Let's say we're interested in finding the people that start with a Z. We will use the stringr package for this. The str_detect() function can be used in conjunction with regular expressions - here we looking for names that start with (^) Z.

library(stringr)
person %>% 
  dplyr::filter(stringr::str_detect(name, "^Z")) %>% 
  # Limit to top 5 for the print-out
  head(5) %>% 
  formattable::formattable()

SQL Equivalent is:

SELECT * FROM person
WHERE name LIKE 'Z%'

Here's a snippet from the online SQL version:

JOINS

dplyr has joining functions such as inner_join(), left_join() etc. for joining one table to another. This mimics the SQL INNER JOIN etc.
You will notice that the person table has a field called id and the interview table has a person_id field. Let's join these tables and see what we get.

person %>% 
  # Since the two tables have diff field names for the common field
  # we have to specify the `by` argument.
  # by = c('field_name_from_left_table' = 'field_name_from_right_table')
  dplyr::inner_join(interview, by = c('id' = 'person_id')) %>% 
  # Let's say we're only interested in interviews from people who live
  # on some Drive abbreviated to 'Dr'
  dplyr::filter(stringr::str_detect(address_street_name, 'Dr')) %>% 
  # Limit for print-out
  head(3) %>% 
  formattable::formattable()

SELECT * FROM person
INNER JOIN interview ON person.id = interview.person_id
WHERE address_street_name LIKE '%Dr%'
LIMIT 3

Here's a snippet from the online SQL version:


Some useful funtions for DB Manipulation

If you are using the SQLite DB

To work with the murder mystery SQLite database we'll first have to make a connection to it. The DBI::dbConnect() is usually used to set up the connection to the database, however in this package calling the get_db() function does the work for you.

library(DBI)
library(dbplyr)

# Retrieve a connection to the SQLite database embedded in this package
conn <- get_db()

We can list the tables of the database by using the the DBI::dbListTables() as below. It is basically saying "Hey, what tables are there in this database I've connected to?".

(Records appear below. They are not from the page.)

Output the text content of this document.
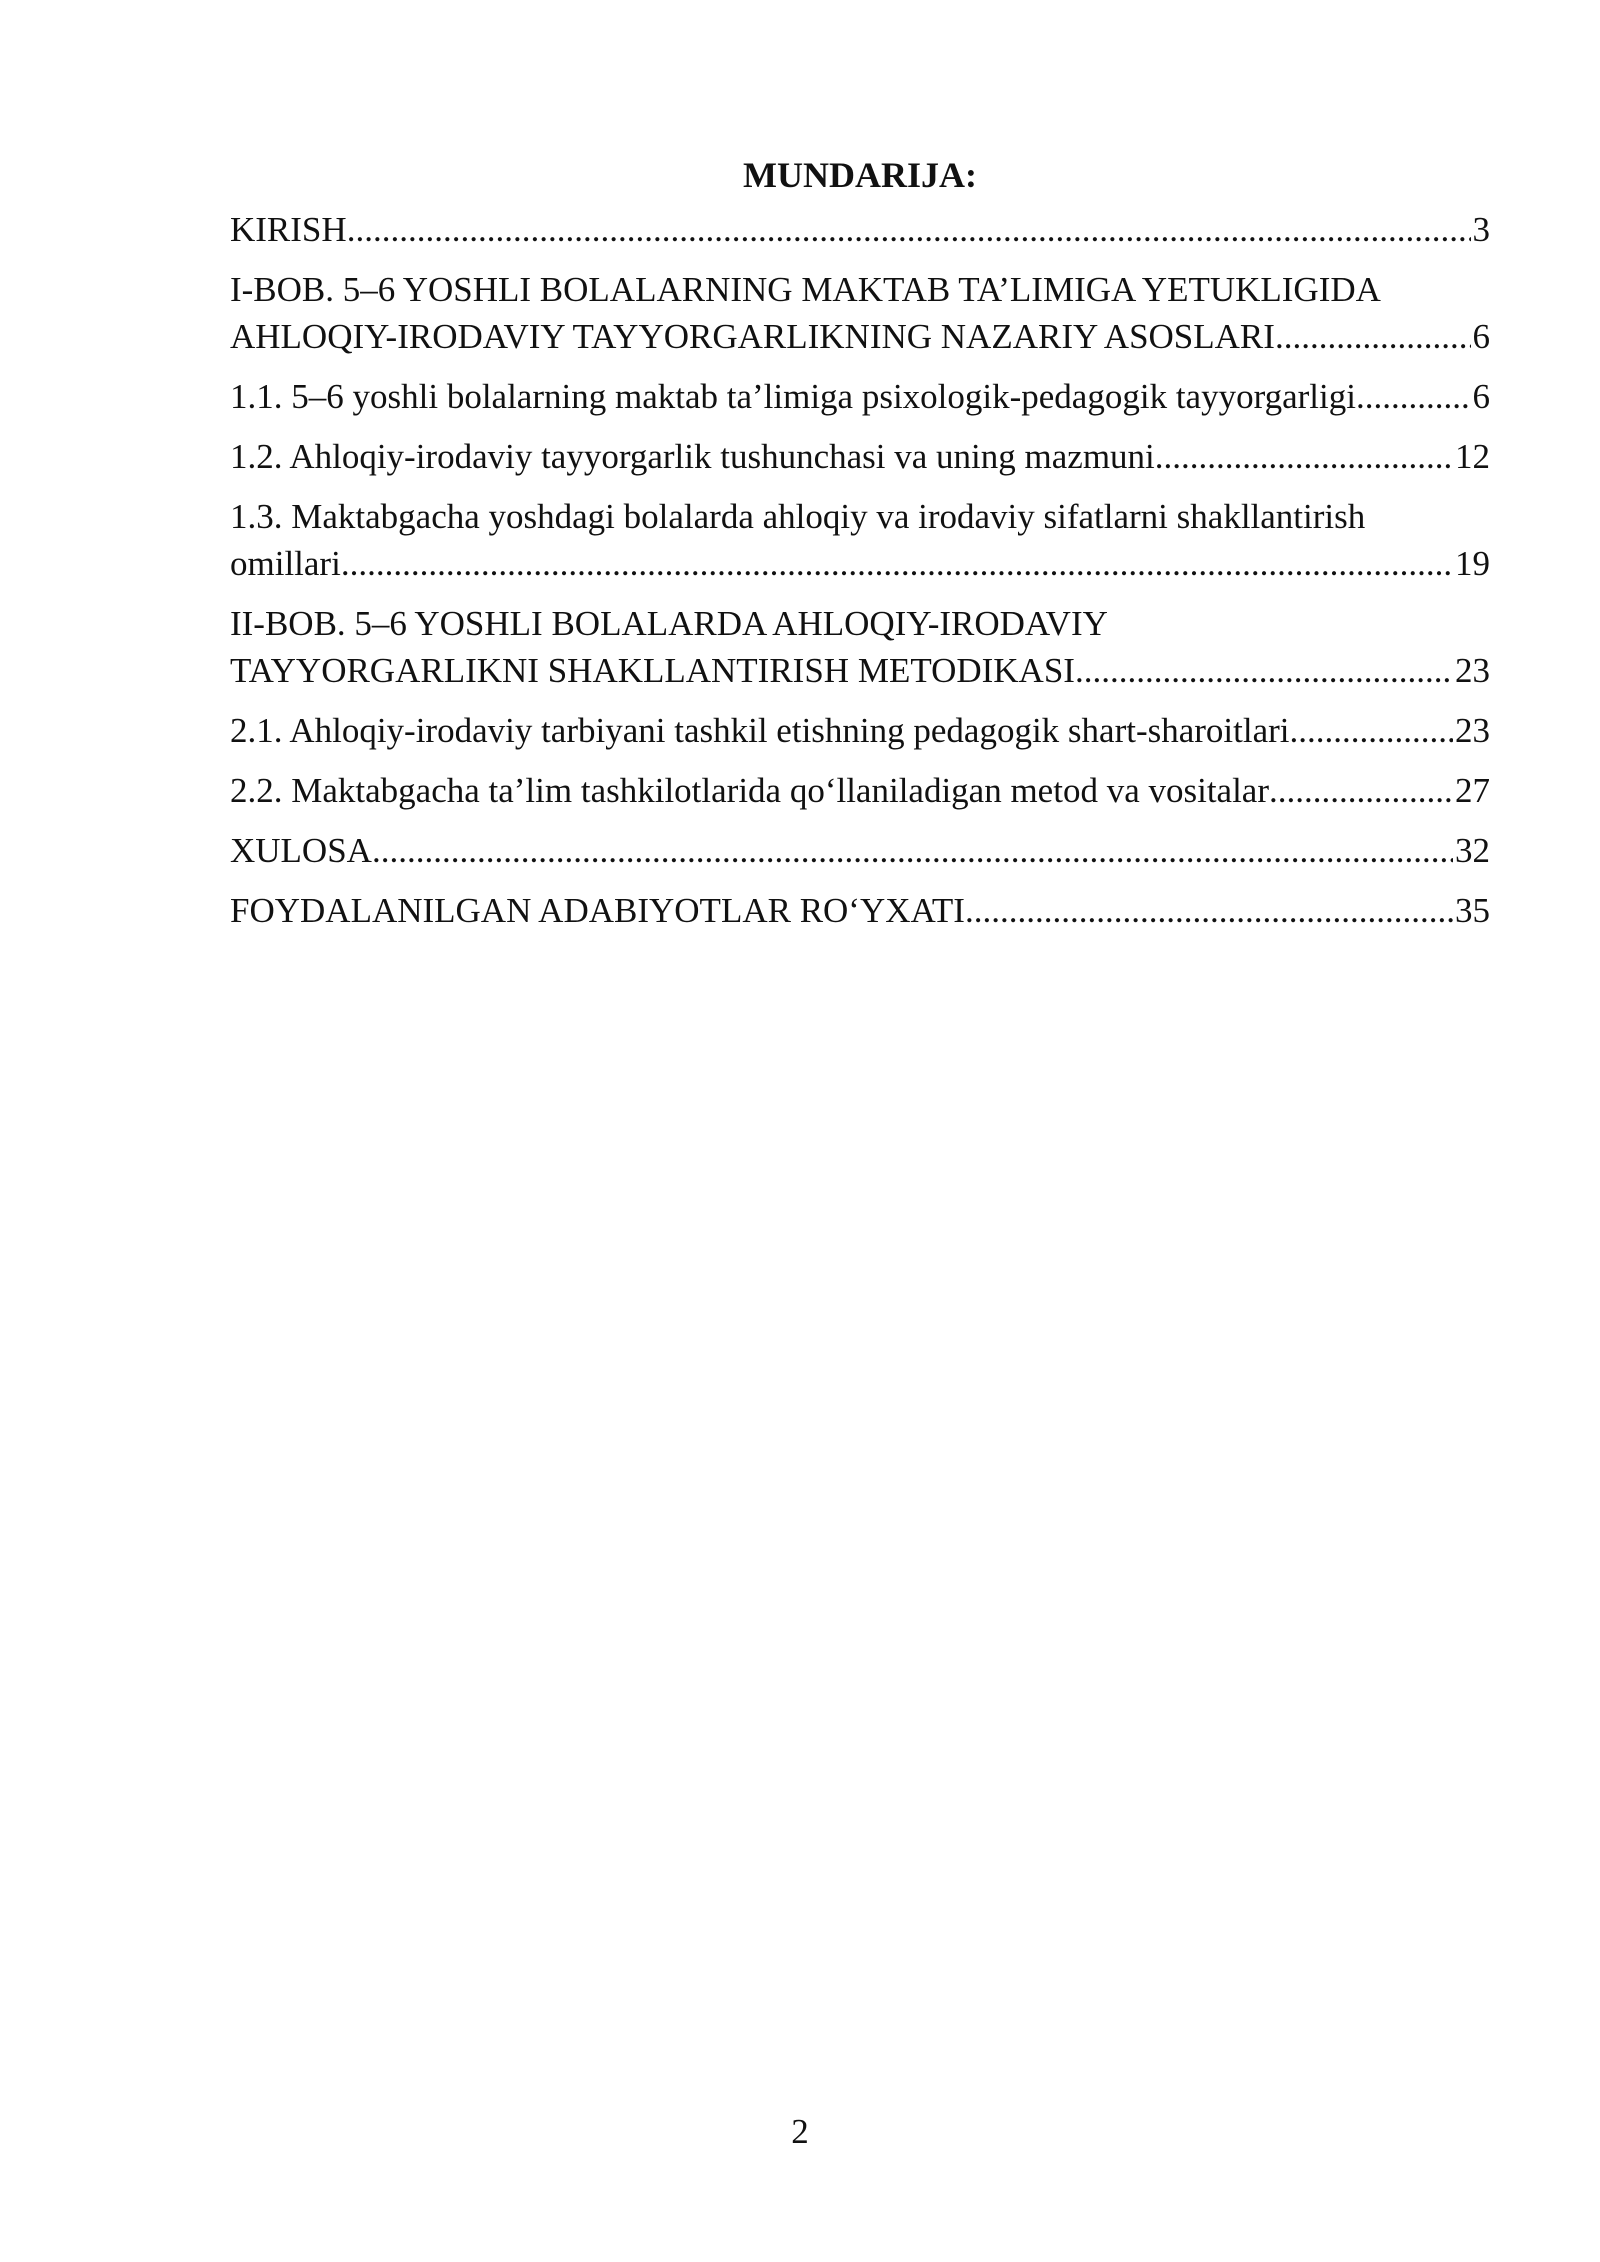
MUNDARIJA:
KIRISH .....	3
I-BOB. 5–6 YOSHLI BOLALARNING MAKTAB TA’LIMIGA YETUKLIGIDA
AHLOQIY-IRODAVIY TAYYORGARLIKNING NAZARIY ASOSLARI .....	6
1.1. 5–6 yoshli bolalarning maktab ta’limiga psixologik-pedagogik tayyorgarligi. .....	6
1.2. Ahloqiy-irodaviy tayyorgarlik tushunchasi va uning mazmuni .....	12
1.3. Maktabgacha yoshdagi bolalarda ahloqiy va irodaviy sifatlarni shakllantirish
omillari .....	19
II-BOB. 5–6 YOSHLI BOLALARDA AHLOQIY-IRODAVIY
TAYYORGARLIKNI SHAKLLANTIRISH METODIKASI .....	23
2.1. Ahloqiy-irodaviy tarbiyani tashkil etishning pedagogik shart-sharoitlari .....	23
2.2. Maktabgacha ta’lim tashkilotlarida qo‘llaniladigan metod va vositalar .....	27
XULOSA .....	32
FOYDALANILGAN ADABIYOTLAR RO‘YXATI .....	35
2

# List the tables in the database
DBI::dbListTables(conn)

We may connect through the connection we created to get an idea of what any one of the tables contains. Here we look at the crime_scene_report table. The function below says "What's the crime_scene_report table like? Show me the first few rows, please."

SQL Equivalent is:

SELECT * FROM crime_scene_report LIMIT 10;

# Let's glimpse the data in crime_scene_report table 
dplyr::tbl(conn, "crime_scene_report")

Notice how the rows are marked as ?? in the output table<crime_scene_report> [?? x 4]. The source is a SQLite database and it just returns a taste of the data and does not bring the entire table back into R, hence it has no idea how many rows there are in the crime_scene_report table embedded in the sql-murder-mystery database.

In an R Markdown file you can use the connection to directly bring back data like writing a SQL Query at an SQL editor using the {sql, connection = conn} code block - please remove the "" around the code block if running in a markdown file.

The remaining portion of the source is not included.